Судя по всему, человек он был недобрый, а может, нелегкая жизнь и скитания его озлобили. Россию он разлюбил, Францию не полюбил. Отрываясь от разговора со мной, он вступал в какие-то пререкания с рыбаками, обвинял их в лени, в желании только побольше заработать. Рыбаки только смеялись, по-видимому, уже привыкли к старику и его характеру.
В ходе разговора выяснилось, что при всем неприятии им советских порядков, о которых он имел довольно отдаленное представление, кое-что он у нас все же приемлет. Воевали, например, неплохо, ну, и промышленность все-таки развили. Спутники, Гагарин...
На прощание он сказал, тяжело вздохнув:
— Нет, в России я уже никогда не буду. Мы не нужны друг другу. Ни я ей, ни она мне. Буду уже доживать свой век здесь, в Гро-дю-Руа, вот с этими лентяями вместе. В России мне нечего делать...
И, помолчав, добавил: — А вот русскую песню послушал бы, соскучился без нее. Все-таки лучше русской песни ничего на свете нет... — И махнул рукой. — Разве французы поймут? Вот поставить бы им сейчас пластинку — рты пораззевали бы. А что, нет? Чего смотрите? Еще как пораззевали бы...
Я обещал прислать пластинки. В «Пти-мусс» есть турн-диск — проигрыватель — пускай рыбаки и гардианы послушают «Стеньку Разина», «Дубинушку», «Катюшу», «Полюшко-поле...».
Так писал я 20 лет назад...
Кто же оказался прав? «Выездной», каким он был тогда, советский писатель, заглянувший на денек, в рыбацкий поселок на юге Франции, или собирающийся закончить свое бренное сущестование в этом самом поселке бывший русский «белый» офицер, потерявший ногу в Африке?
«Выездного» писателя через девять лет после очерков просто-напросто «выдворили», а белый офицер, думаю, уже отдал Богу душу. И прав оказался, в общем-то, он, а не писатель, считавший двадцать лет назад, что талант, оторванный от родины, гибнет, что ему нечем питаться.

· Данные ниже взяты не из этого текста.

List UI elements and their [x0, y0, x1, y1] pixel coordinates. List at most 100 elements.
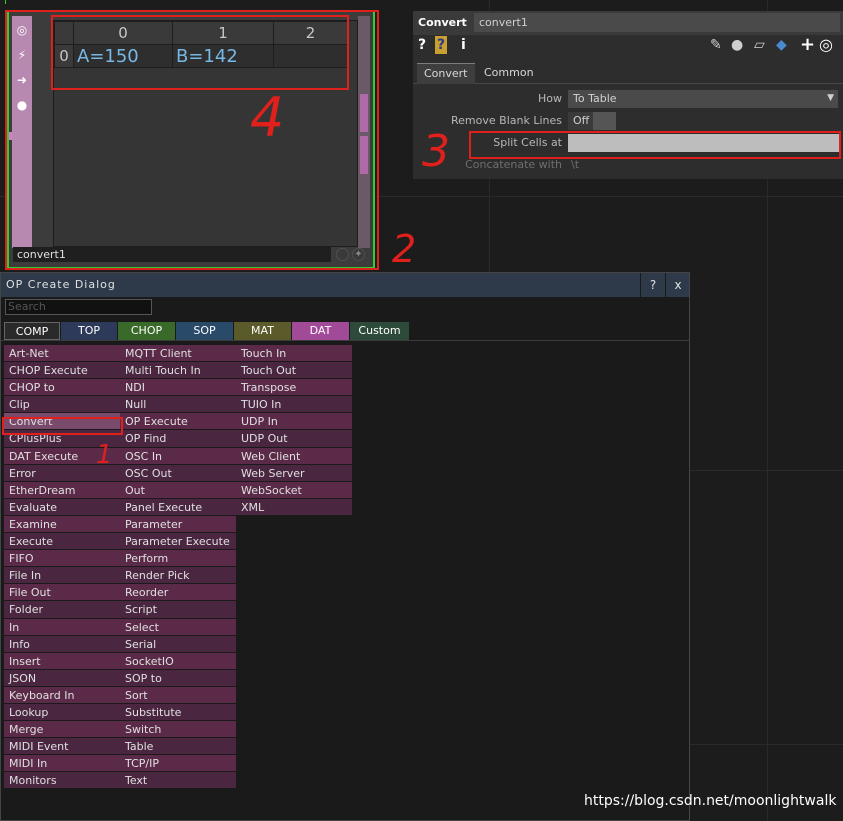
op-item-render-pick[interactable]: Render Pick: [120, 567, 236, 585]
family-tab-sop[interactable]: SOP: [176, 322, 233, 340]
op-item-substitute[interactable]: Substitute: [120, 703, 236, 722]
help-icon[interactable]: ?: [418, 36, 426, 54]
op-item-text[interactable]: Text: [120, 772, 236, 790]
op-item-perform[interactable]: Perform: [120, 550, 236, 568]
op-item-ndi[interactable]: NDI: [120, 379, 236, 397]
clipboard-icon[interactable]: ▱: [754, 36, 765, 54]
op-item-socketio[interactable]: SocketIO: [120, 652, 236, 670]
op-name-field[interactable]: convert1: [474, 13, 840, 32]
annotation-box-3: [469, 131, 841, 159]
op-item-art-net[interactable]: Art-Net: [4, 345, 120, 363]
op-item-tuio-in[interactable]: TUIO In: [236, 396, 352, 414]
op-item-select[interactable]: Select: [120, 618, 236, 636]
op-item-clip[interactable]: Clip: [4, 396, 120, 414]
op-item-osc-out[interactable]: OSC Out: [120, 464, 236, 482]
family-tab-chop[interactable]: CHOP: [118, 322, 175, 340]
op-item-monitors[interactable]: Monitors: [4, 772, 120, 790]
op-item-switch[interactable]: Switch: [120, 721, 236, 739]
op-item-merge[interactable]: Merge: [4, 721, 120, 739]
op-item-chop-execute[interactable]: CHOP Execute: [4, 362, 120, 380]
op-item-xml[interactable]: XML: [236, 498, 352, 516]
dialog-close-button[interactable]: x: [665, 273, 690, 297]
op-column: Art-Net CHOP Execute CHOP to Clip Convert CPl…: [4, 345, 120, 790]
op-item-file-in[interactable]: File In: [4, 567, 120, 585]
parameter-toolbar: ? ? i ✎ ● ▱ ◆ + ◎: [413, 35, 843, 57]
op-item-serial[interactable]: Serial: [120, 635, 236, 653]
op-item-transpose[interactable]: Transpose: [236, 379, 352, 397]
family-tab-dat[interactable]: DAT: [292, 322, 349, 340]
op-item-udp-out[interactable]: UDP Out: [236, 430, 352, 448]
op-item-multi-touch-in[interactable]: Multi Touch In: [120, 362, 236, 380]
op-item-panel-execute[interactable]: Panel Execute: [120, 498, 236, 516]
dialog-titlebar: OP Create Dialog ? x: [1, 273, 689, 297]
node-wire-corner: [0, 0, 6, 4]
op-item-in[interactable]: In: [4, 618, 120, 636]
family-tab-mat[interactable]: MAT: [234, 322, 291, 340]
dialog-help-button[interactable]: ?: [640, 273, 665, 297]
search-input[interactable]: Search: [5, 299, 152, 315]
annotation-number: 4: [250, 86, 285, 149]
watermark: https://blog.csdn.net/moonlightwalk: [584, 793, 837, 809]
op-item-parameter[interactable]: Parameter: [120, 515, 236, 534]
how-menu[interactable]: To Table ▼: [568, 90, 838, 108]
op-item-examine[interactable]: Examine: [4, 515, 120, 534]
target-icon[interactable]: ◎: [819, 36, 833, 54]
op-item-json[interactable]: JSON: [4, 669, 120, 687]
annotation-number: 2: [392, 227, 417, 271]
op-item-midi-in[interactable]: MIDI In: [4, 755, 120, 773]
python-help-icon[interactable]: ?: [435, 36, 448, 54]
comment-icon[interactable]: ●: [731, 36, 743, 54]
op-item-web-client[interactable]: Web Client: [236, 447, 352, 465]
remove-blank-lines-toggle[interactable]: Off: [568, 112, 616, 130]
op-item-folder[interactable]: Folder: [4, 601, 120, 619]
op-item-null[interactable]: Null: [120, 396, 236, 414]
how-value: To Table: [573, 92, 617, 105]
op-create-dialog: OP Create Dialog ? x Search COMP TOP CHOP S…: [0, 272, 690, 821]
op-item-chop-to[interactable]: CHOP to: [4, 379, 120, 397]
tab-convert[interactable]: Convert: [417, 63, 475, 84]
annotation-number: 3: [422, 126, 450, 177]
op-item-midi-event[interactable]: MIDI Event: [4, 738, 120, 756]
pencil-icon[interactable]: ✎: [710, 36, 722, 54]
op-item-udp-in[interactable]: UDP In: [236, 413, 352, 431]
op-item-execute[interactable]: Execute: [4, 533, 120, 551]
op-item-out[interactable]: Out: [120, 481, 236, 499]
op-item-tcp-ip[interactable]: TCP/IP: [120, 755, 236, 773]
op-item-etherdream[interactable]: EtherDream: [4, 481, 120, 499]
add-icon[interactable]: +: [800, 36, 815, 54]
op-item-parameter-execute[interactable]: Parameter Execute: [120, 533, 236, 551]
family-tab-top[interactable]: TOP: [61, 322, 117, 340]
family-tab-comp[interactable]: COMP: [4, 322, 60, 340]
info-icon[interactable]: i: [461, 36, 466, 54]
op-item-web-server[interactable]: Web Server: [236, 464, 352, 482]
tab-common[interactable]: Common: [477, 63, 541, 83]
op-item-touch-out[interactable]: Touch Out: [236, 362, 352, 380]
toggle-switch: [593, 112, 616, 130]
dialog-title: OP Create Dialog: [6, 278, 116, 291]
op-item-op-find[interactable]: OP Find: [120, 430, 236, 448]
op-item-info[interactable]: Info: [4, 635, 120, 653]
op-item-insert[interactable]: Insert: [4, 652, 120, 670]
op-item-osc-in[interactable]: OSC In: [120, 447, 236, 465]
op-item-websocket[interactable]: WebSocket: [236, 481, 352, 499]
op-item-touch-in[interactable]: Touch In: [236, 345, 352, 363]
op-item-sop-to[interactable]: SOP to: [120, 669, 236, 687]
op-item-keyboard-in[interactable]: Keyboard In: [4, 686, 120, 704]
annotation-box-1: [2, 417, 123, 435]
python-icon[interactable]: ◆: [776, 36, 787, 54]
family-tab-custom[interactable]: Custom: [350, 322, 409, 340]
parameter-header: Convert convert1: [413, 11, 843, 35]
op-item-table[interactable]: Table: [120, 738, 236, 756]
op-item-mqtt-client[interactable]: MQTT Client: [120, 345, 236, 363]
concatenate-label: Concatenate with: [465, 158, 562, 171]
op-item-evaluate[interactable]: Evaluate: [4, 498, 120, 516]
op-item-lookup[interactable]: Lookup: [4, 703, 120, 722]
op-item-file-out[interactable]: File Out: [4, 584, 120, 602]
op-item-sort[interactable]: Sort: [120, 686, 236, 704]
op-item-op-execute[interactable]: OP Execute: [120, 413, 236, 431]
op-item-script[interactable]: Script: [120, 601, 236, 619]
op-item-reorder[interactable]: Reorder: [120, 584, 236, 602]
op-item-fifo[interactable]: FIFO: [4, 550, 120, 568]
op-column: Touch In Touch Out Transpose TUIO In UDP In U…: [236, 345, 352, 516]
annotation-number: 1: [96, 440, 113, 470]
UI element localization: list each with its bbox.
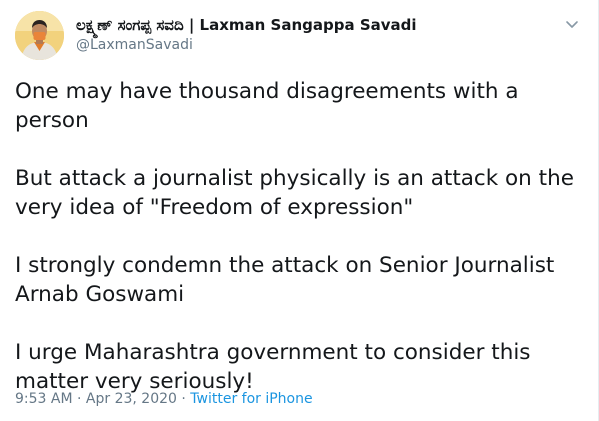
avatar[interactable] <box>15 11 64 60</box>
tweet-meta: 9:53 AM · Apr 23, 2020 · Twitter for iPh… <box>15 390 313 408</box>
chevron-down-icon[interactable] <box>564 16 580 32</box>
tweet-card: ಲಕ್ಷ್ಮಣ್ ಸಂಗಪ್ಪ ಸವದಿ | Laxman Sangappa S… <box>0 0 599 421</box>
tweet-time[interactable]: 9:53 AM <box>15 391 73 407</box>
tweet-date[interactable]: Apr 23, 2020 <box>86 391 177 407</box>
tweet-paragraph: I strongly condemn the attack on Senior … <box>15 253 555 307</box>
tweet-text: One may have thousand disagreements with… <box>15 77 585 396</box>
tweet-source-link[interactable]: Twitter for iPhone <box>190 391 312 407</box>
meta-separator: · <box>176 391 191 407</box>
tweet-paragraph: I urge Maharashtra government to conside… <box>15 340 531 394</box>
avatar-portrait-icon <box>15 11 64 60</box>
tweet-paragraph: But attack a journalist physically is an… <box>15 166 574 220</box>
meta-separator: · <box>72 391 86 407</box>
tweet-paragraph: One may have thousand disagreements with… <box>15 79 519 133</box>
author-handle[interactable]: @LaxmanSavadi <box>76 36 193 54</box>
author-display-name[interactable]: ಲಕ್ಷ್ಮಣ್ ಸಂಗಪ್ಪ ಸವದಿ | Laxman Sangappa S… <box>76 15 417 35</box>
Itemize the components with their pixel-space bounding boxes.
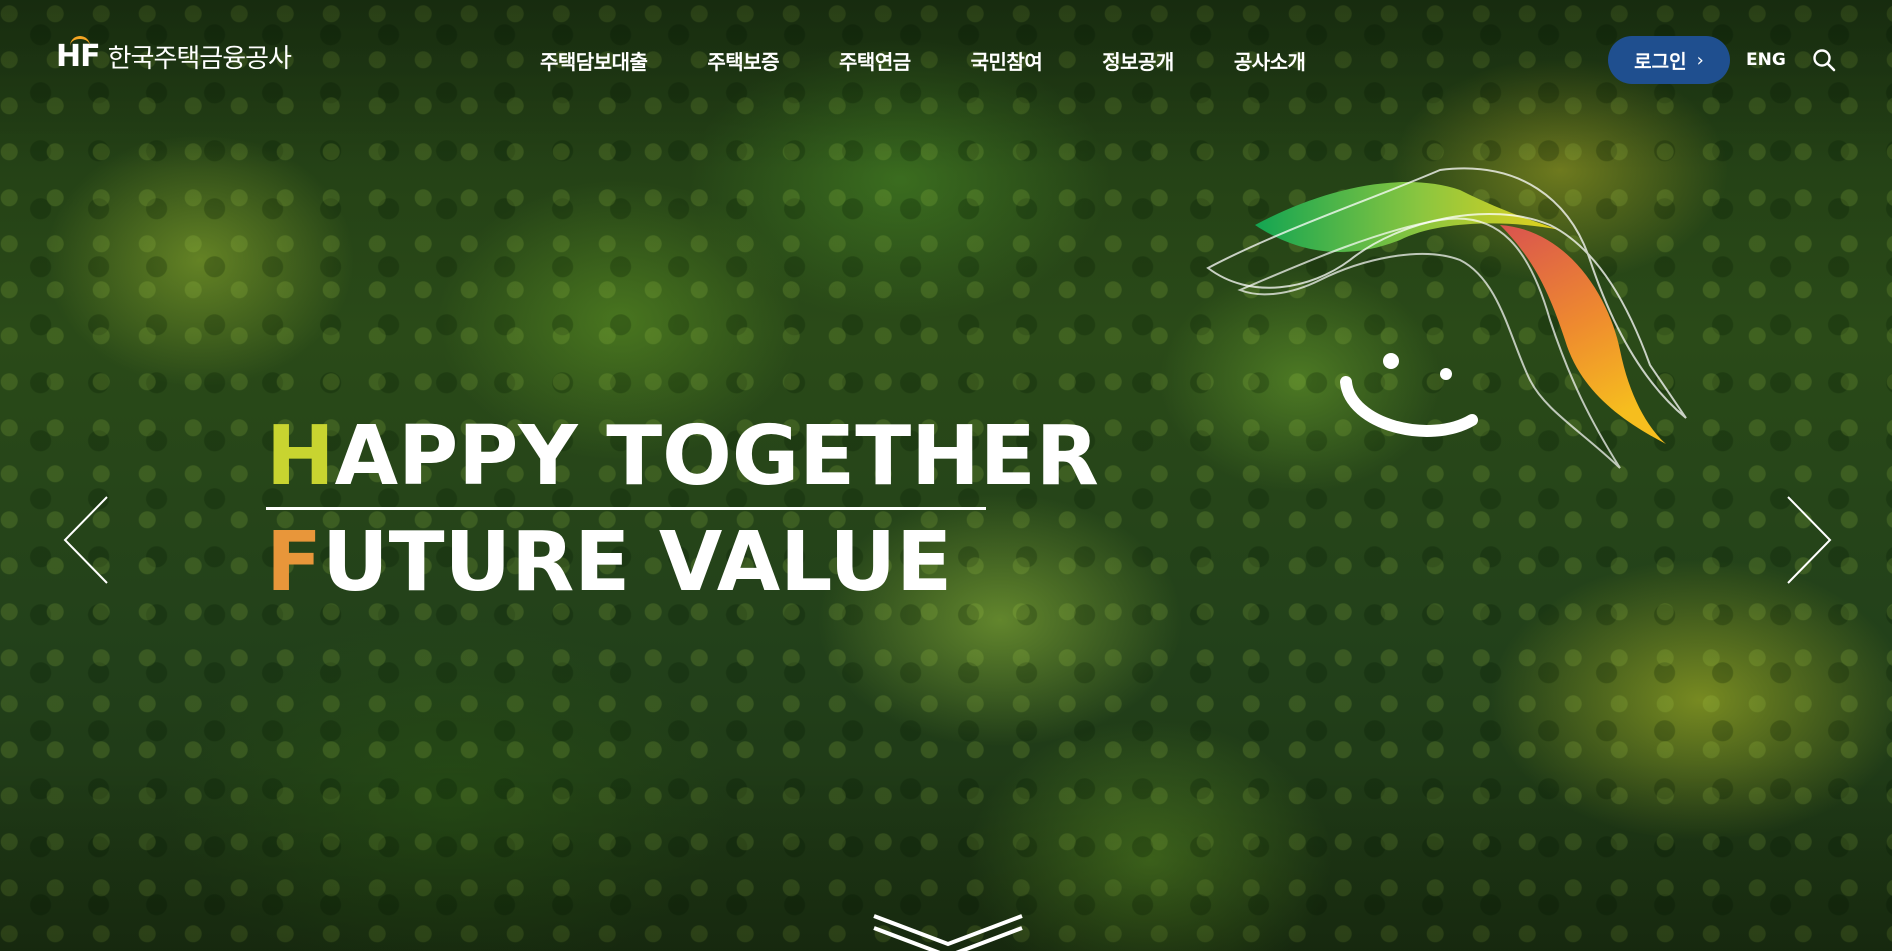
headline-line-1-rest: APPY TOGETHER — [334, 409, 1099, 504]
language-english-link[interactable]: ENG — [1746, 50, 1786, 70]
headline-line-1: HAPPY TOGETHER — [266, 416, 1099, 498]
main-nav: 주택담보대출 주택보증 주택연금 국민참여 정보공개 공사소개 — [540, 46, 1306, 75]
nav-item-participation[interactable]: 국민참여 — [971, 46, 1043, 75]
happy-leaf-emblem — [1206, 167, 1687, 469]
site-logo[interactable]: HF 한국주택금융공사 — [56, 35, 292, 75]
login-button[interactable]: 로그인 › — [1608, 36, 1730, 84]
chevron-right-icon: › — [1696, 49, 1704, 71]
nav-item-pension[interactable]: 주택연금 — [839, 46, 911, 75]
logo-mark: HF — [56, 35, 101, 72]
hero-section: HF 한국주택금융공사 주택담보대출 주택보증 주택연금 국민참여 정보공개 공… — [0, 0, 1892, 951]
headline-initial-f: F — [266, 515, 323, 610]
nav-item-mortgage[interactable]: 주택담보대출 — [540, 46, 648, 75]
nav-item-disclosure[interactable]: 정보공개 — [1102, 46, 1174, 75]
scroll-down-chevron-icon[interactable] — [872, 914, 1024, 951]
search-icon[interactable] — [1812, 48, 1836, 72]
nav-item-guarantee[interactable]: 주택보증 — [707, 46, 779, 75]
logo-name: 한국주택금융공사 — [107, 44, 292, 74]
prev-slide-arrow-icon[interactable] — [63, 495, 109, 585]
headline-line-2-rest: UTURE VALUE — [322, 515, 953, 610]
hero-headline: HAPPY TOGETHER FUTURE VALUE — [266, 416, 1099, 604]
headline-divider — [266, 507, 986, 510]
headline-initial-h: H — [266, 409, 335, 504]
next-slide-arrow-icon[interactable] — [1786, 495, 1832, 585]
headline-line-2: FUTURE VALUE — [266, 522, 1099, 604]
nav-item-about[interactable]: 공사소개 — [1234, 46, 1306, 75]
site-header: HF 한국주택금융공사 주택담보대출 주택보증 주택연금 국민참여 정보공개 공… — [0, 0, 1892, 120]
login-label: 로그인 — [1634, 50, 1687, 73]
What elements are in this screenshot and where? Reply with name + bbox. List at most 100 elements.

Я, между прочим, прочел недавно и с большим интересом аксеновский «Крым», написанный уже в эмиграции, сейчас с неменьшим интересом читаю главы из новой книги тоже оказавшегося на Западе Георгия Владимова «Генерал и его армия». Ну, и сам кое-что написал за одиннадцать лет эмигрантской жизни.
Вот вам несколько страниц из жизни писателей-изгнанников, тех самых, трагичных страниц, о которых в очерках сказано, «трагичных для них самих, а не для всего народа...». Теперь могу добавить — и для народа тоже.
Да, интересно все же перечитывать себя через двадцать лет. Какие-то сдвиги произошли.